The impetus for the iCare Navigator platform came from research at Boston University School of Medicine, which developed virtual nurses Louise and Elizabeth to explain to patients, for example, when to take their medications. It turned out that 74% of patients preferred to receive guidance at hospital discharge from a virtual nurse rather than a human.

Molly from Sensely is another popular artificial intelligence nurse avatar used by the University of California, San Francisco, and the UK’s National Health Service. Molly asks patients questions about their health, assesses symptoms, and makes recommendations for the most effective treatment based on symptoms.

So, instead of searching the Internet for symptoms that one has discovered in oneself, today, a person can get help from a virtual nurse. Virtual nurses not only provide medical advice on common diseases or ailments but also allow you to make an appointment with a doctor. They are available around the clock and are ready to answer questions in real time. This is one of the major applications of artificial intelligence in healthcare, which is increasingly being used to raise awareness and improve self-management skills in patients with chronic conditions. Thanks to the virtual nurse, the patient will be able to prevent their condition from worsening.

In order to develop such systems, you’ll need to hire AI developers.

Multimodal diagnostic systems

Several trends can be identified in the development of AI, one of which is related to the integration of the types (modalities) of data on which training is performed. For example, for audio-visual speech recognition, the visual description of lip movement is combined with audio input to predict spoken words. Information from sources of different modalities may have different predictive power and noise topology, and some sources may have missing data. The heterogeneity of multimodal data makes model building difficult.

It is important to explore how to represent input data and summarize it in a way that reflects multiple modalities. For example, text is represented by symbols, while audio and visual modalities are represented by signals. In the context of medical applications, all diagnostic information about a patient can be integrated into such multimodal data and processed by an AI system trained to consider both external images of a person and body fragments, as well as test results, MRI and CT images, audio recordings of answers to questions, etc.

All this brings us closer to creating a universal diagnostician, using a comprehensive approach to diagnosing diseases, and reducing the number of visits to various specialist physicians to prescribe effective treatment. If you need to create an app or software for medicine, you can contact a healthcare software development company.

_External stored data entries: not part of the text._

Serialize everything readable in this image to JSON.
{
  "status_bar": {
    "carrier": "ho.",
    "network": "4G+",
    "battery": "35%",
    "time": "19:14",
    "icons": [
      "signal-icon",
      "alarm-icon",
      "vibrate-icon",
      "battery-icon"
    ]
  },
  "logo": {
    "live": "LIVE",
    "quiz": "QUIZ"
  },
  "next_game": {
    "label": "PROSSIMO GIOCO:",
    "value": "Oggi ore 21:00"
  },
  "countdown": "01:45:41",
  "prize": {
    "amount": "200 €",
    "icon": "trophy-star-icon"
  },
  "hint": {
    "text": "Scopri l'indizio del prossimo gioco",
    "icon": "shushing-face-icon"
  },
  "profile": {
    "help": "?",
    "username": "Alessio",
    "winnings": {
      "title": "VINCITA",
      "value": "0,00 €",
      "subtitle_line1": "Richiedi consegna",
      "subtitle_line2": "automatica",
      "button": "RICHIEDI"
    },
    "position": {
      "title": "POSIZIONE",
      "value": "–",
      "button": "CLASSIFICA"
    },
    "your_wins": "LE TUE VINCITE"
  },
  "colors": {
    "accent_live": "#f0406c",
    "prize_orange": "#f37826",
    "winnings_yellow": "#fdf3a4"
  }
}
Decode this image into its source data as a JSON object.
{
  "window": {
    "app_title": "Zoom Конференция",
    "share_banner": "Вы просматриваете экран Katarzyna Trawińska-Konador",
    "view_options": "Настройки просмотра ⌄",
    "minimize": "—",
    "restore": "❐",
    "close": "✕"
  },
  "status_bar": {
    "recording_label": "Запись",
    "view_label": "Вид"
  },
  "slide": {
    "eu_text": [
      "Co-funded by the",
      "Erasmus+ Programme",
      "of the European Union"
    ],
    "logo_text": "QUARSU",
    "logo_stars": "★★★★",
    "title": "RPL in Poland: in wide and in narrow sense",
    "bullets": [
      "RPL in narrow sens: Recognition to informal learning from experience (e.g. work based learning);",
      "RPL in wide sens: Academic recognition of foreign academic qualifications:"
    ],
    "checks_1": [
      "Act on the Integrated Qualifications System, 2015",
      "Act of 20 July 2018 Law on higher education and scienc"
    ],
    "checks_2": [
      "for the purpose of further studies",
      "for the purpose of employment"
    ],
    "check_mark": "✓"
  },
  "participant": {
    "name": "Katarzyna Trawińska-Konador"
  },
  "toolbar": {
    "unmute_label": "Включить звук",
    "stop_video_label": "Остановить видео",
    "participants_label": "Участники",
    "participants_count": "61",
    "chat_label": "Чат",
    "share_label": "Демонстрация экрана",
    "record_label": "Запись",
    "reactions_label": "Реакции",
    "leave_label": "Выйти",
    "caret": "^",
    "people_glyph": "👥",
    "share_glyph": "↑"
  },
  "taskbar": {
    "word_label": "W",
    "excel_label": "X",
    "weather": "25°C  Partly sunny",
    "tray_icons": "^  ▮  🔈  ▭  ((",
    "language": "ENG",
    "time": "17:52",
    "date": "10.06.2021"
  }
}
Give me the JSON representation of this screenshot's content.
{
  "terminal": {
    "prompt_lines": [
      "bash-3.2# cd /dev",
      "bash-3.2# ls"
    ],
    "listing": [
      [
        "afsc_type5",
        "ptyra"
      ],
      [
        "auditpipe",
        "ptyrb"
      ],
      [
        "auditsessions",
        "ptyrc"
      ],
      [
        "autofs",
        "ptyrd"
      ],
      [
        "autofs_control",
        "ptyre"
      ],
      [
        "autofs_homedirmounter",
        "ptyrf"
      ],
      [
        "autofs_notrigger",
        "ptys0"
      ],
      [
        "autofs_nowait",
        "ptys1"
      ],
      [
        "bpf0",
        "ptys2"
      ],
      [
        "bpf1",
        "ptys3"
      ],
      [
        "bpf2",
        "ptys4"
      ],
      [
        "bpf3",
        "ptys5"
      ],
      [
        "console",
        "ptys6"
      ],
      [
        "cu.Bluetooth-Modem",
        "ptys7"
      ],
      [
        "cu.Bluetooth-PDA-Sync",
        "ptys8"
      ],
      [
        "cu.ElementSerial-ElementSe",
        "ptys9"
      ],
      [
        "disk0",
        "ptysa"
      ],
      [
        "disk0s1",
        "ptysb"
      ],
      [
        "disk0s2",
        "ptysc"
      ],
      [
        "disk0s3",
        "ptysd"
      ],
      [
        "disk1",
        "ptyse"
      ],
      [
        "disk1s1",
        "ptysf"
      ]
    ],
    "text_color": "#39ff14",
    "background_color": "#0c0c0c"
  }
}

Artificial intelligence-powered health apps

The biggest potential benefit of artificial intelligence is the ability to help people stay awake so that they don’t have to visit the doctor, or at least don’t do so too often. Artificial intelligence and the Internet of Medical Things (IoMT) are already gradually changing the paradigm from “reactive” healthcare to “proactive” healthcare.

The combination of artificial intelligence and IoMT will eventually make connected health monitoring devices smarter. AI and the vast amounts of data generated by IoMT can also be used for diagnosis.

Various AI-based healthy lifestyle apps, such as MyFitnessPal and HealthTap, give people full control over their health and well-being, feedback from their healthcare provider, and recommendations for staying healthy. HealthTap, for example, learns about a patient’s symptoms and how they change over time and coordinates care by sending reminders, providing text responses matched with medical history data guidelines created by physicians, and enabling online consultations via videoconferencing.

Is AI in medicine a breakthrough?

Can the use of AI be called a breakthrough in diagnosis and treatment? In our opinion, a breakthrough has not yet occurred today. Therefore, we would use a quantitative assessment of the development of the technology, for example, the number of successful research projects in this area or the number of publications. If such an indicator grows exponentially, we can speak of rapid progress. From this point of view, we are present in the development of breakthrough diagnostic and treatment technologies.